2...In America, with people traveling longer distances, stage coaches were common, and it was usual for a man to ride one of the front horses. When you mount a horse you do it from the left side. This goes back to when people wore swords, and the scabard was on the left so that a right-handed person could easily draw the sword. (The scabard would get in the way if you tried to mount the horse from the right, and the horse wouldn't like it either). Therefore, the stage coach horse rider was on the left front horse. Now, when you met another stage coach on a narrow road you would steer to the right so that the two guys on the horses could best judge the clearance as the coaches passed.

Can you think of any logical reason why a positive voltage should push the cone out, rather than in? (Be creative).
Presumably since the initial pulse of music is a positive pressure wave. This has always concerned me as the microphone moves away with this pressure. If it is phased properly, it seems to me that this would be a negative signal and thus with equal stages of amplification would reach the speaker as a negative signal, causing a retraction of the voice coil. This would indeed make JBL right and the others wrong.
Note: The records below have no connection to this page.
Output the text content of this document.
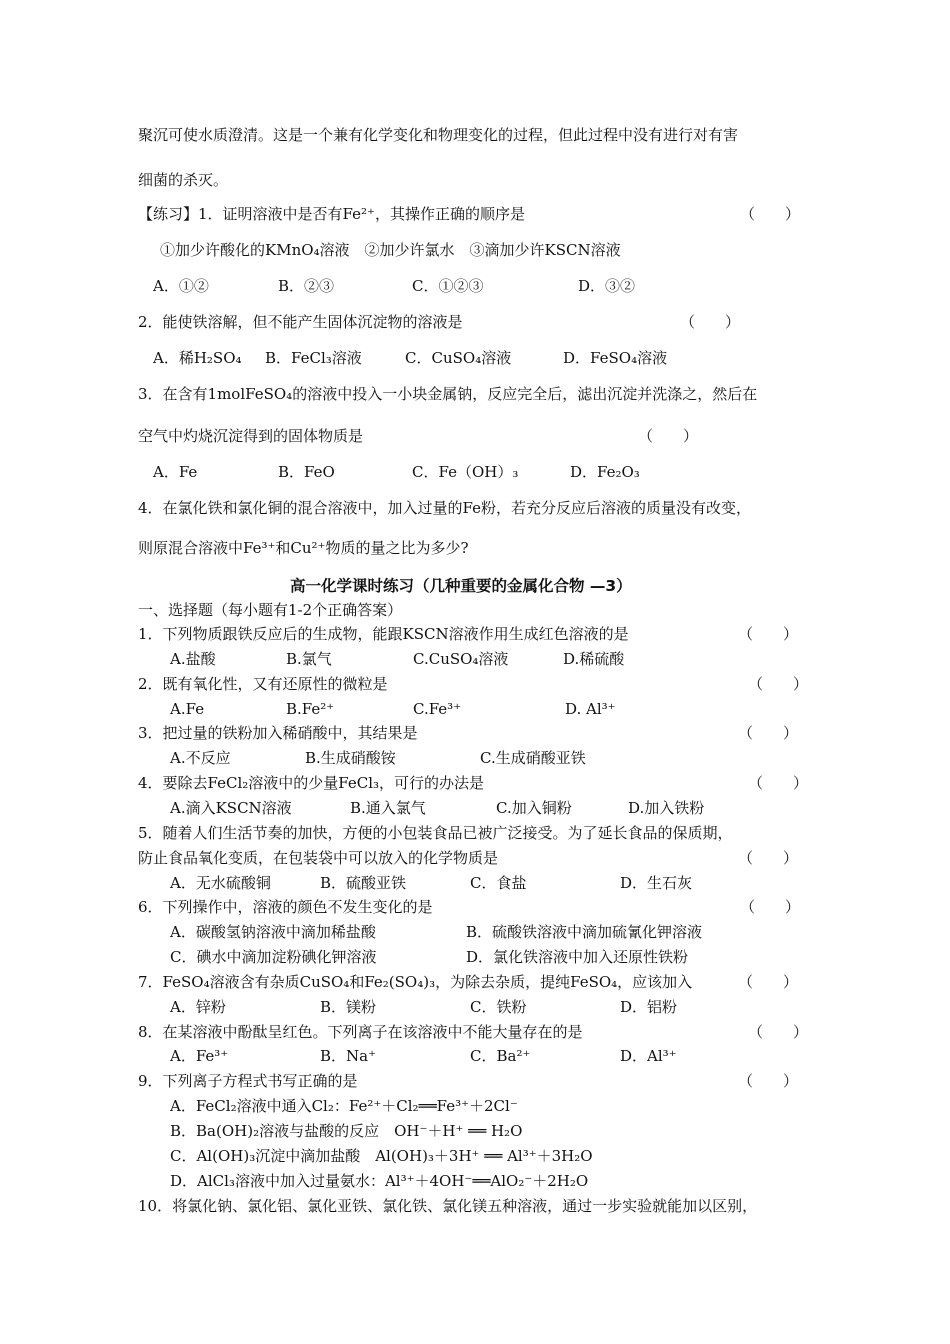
聚沉可使水质澄清。这是一个兼有化学变化和物理变化的过程，但此过程中没有进行对有害
细菌的杀灭。
【练习】1．证明溶液中是否有Fe²⁺，其操作正确的顺序是	（　　）
①加少许酸化的KMnO₄溶液　②加少许氯水　③滴加少许KSCN溶液
A．①②	B．②③	C．①②③	D．③②
2．能使铁溶解，但不能产生固体沉淀物的溶液是	（　　）
A．稀H₂SO₄ B．FeCl₃溶液	C．CuSO₄溶液	D．FeSO₄溶液
3．在含有1molFeSO₄的溶液中投入一小块金属钠，反应完全后，滤出沉淀并洗涤之，然后在
空气中灼烧沉淀得到的固体物质是	（　　）
A．Fe	B．FeO	C．Fe（OH）₃	D．Fe₂O₃
4．在氯化铁和氯化铜的混合溶液中，加入过量的Fe粉，若充分反应后溶液的质量没有改变，
则原混合溶液中Fe³⁺和Cu²⁺物质的量之比为多少?
高一化学课时练习（几种重要的金属化合物 —3）
一、选择题（每小题有1-2个正确答案）
1．下列物质跟铁反应后的生成物，能跟KSCN溶液作用生成红色溶液的是	（　　）
A.盐酸	B.氯气	C.CuSO₄溶液	D.稀硫酸
2．既有氧化性，又有还原性的微粒是	（　　）
A.Fe	B.Fe²⁺	C.Fe³⁺	D. Al³⁺
3．把过量的铁粉加入稀硝酸中，其结果是	（　　）
A.不反应	B.生成硝酸铵	C.生成硝酸亚铁
4．要除去FeCl₂溶液中的少量FeCl₃，可行的办法是	（　　）
A.滴入KSCN溶液	B.通入氯气	C.加入铜粉	D.加入铁粉
5．随着人们生活节奏的加快，方便的小包装食品已被广泛接受。为了延长食品的保质期，
防止食品氧化变质，在包装袋中可以放入的化学物质是	（　　）
A．无水硫酸铜	B．硫酸亚铁	C．食盐	D．生石灰
6．下列操作中，溶液的颜色不发生变化的是	（　　）
A．碳酸氢钠溶液中滴加稀盐酸	B．硫酸铁溶液中滴加硫氰化钾溶液
C．碘水中滴加淀粉碘化钾溶液	D．氯化铁溶液中加入还原性铁粉
7．FeSO₄溶液含有杂质CuSO₄和Fe₂(SO₄)₃，为除去杂质，提纯FeSO₄，应该加入	（　　）
A．锌粉	B．镁粉	C．铁粉	D．铝粉
8．在某溶液中酚酞呈红色。下列离子在该溶液中不能大量存在的是	（　　）
A．Fe³⁺	B．Na⁺	C．Ba²⁺	D．Al³⁺
9．下列离子方程式书写正确的是	（　　）
A．FeCl₂溶液中通入Cl₂：Fe²⁺＋Cl₂══Fe³⁺＋2Cl⁻
B．Ba(OH)₂溶液与盐酸的反应　OH⁻＋H⁺ ══ H₂O
C．Al(OH)₃沉淀中滴加盐酸　Al(OH)₃＋3H⁺ ══ Al³⁺＋3H₂O
D．AlCl₃溶液中加入过量氨水：Al³⁺＋4OH⁻══AlO₂⁻＋2H₂O
10．将氯化钠、氯化铝、氯化亚铁、氯化铁、氯化镁五种溶液，通过一步实验就能加以区别，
I have heard your explanation about England's choice versus that in the U.S. It fails to explain France and the rest of Europe and obviously fails in Australia.
Tbg...France being screwed up needs no explanation. Australia is geographically inverted, so that explains them.

By the way one could take issue with your presumption that the initial pressure disturbance is positive. How about a gong, or less obviously a drum. (Any bipole source). The initial pressure disturbance polarity will depend on where the listener is located relative to the source.

Many years ago I traveled through the Suez canal, and I observed that the initial water disturbance (wave) due to the moving ship, as measured by water movement at the edge of the canal was down. This is counterintuitive. Although I was an Engineer for four decades I never quite figured out this phenomena that I observed when I was about eleven years old.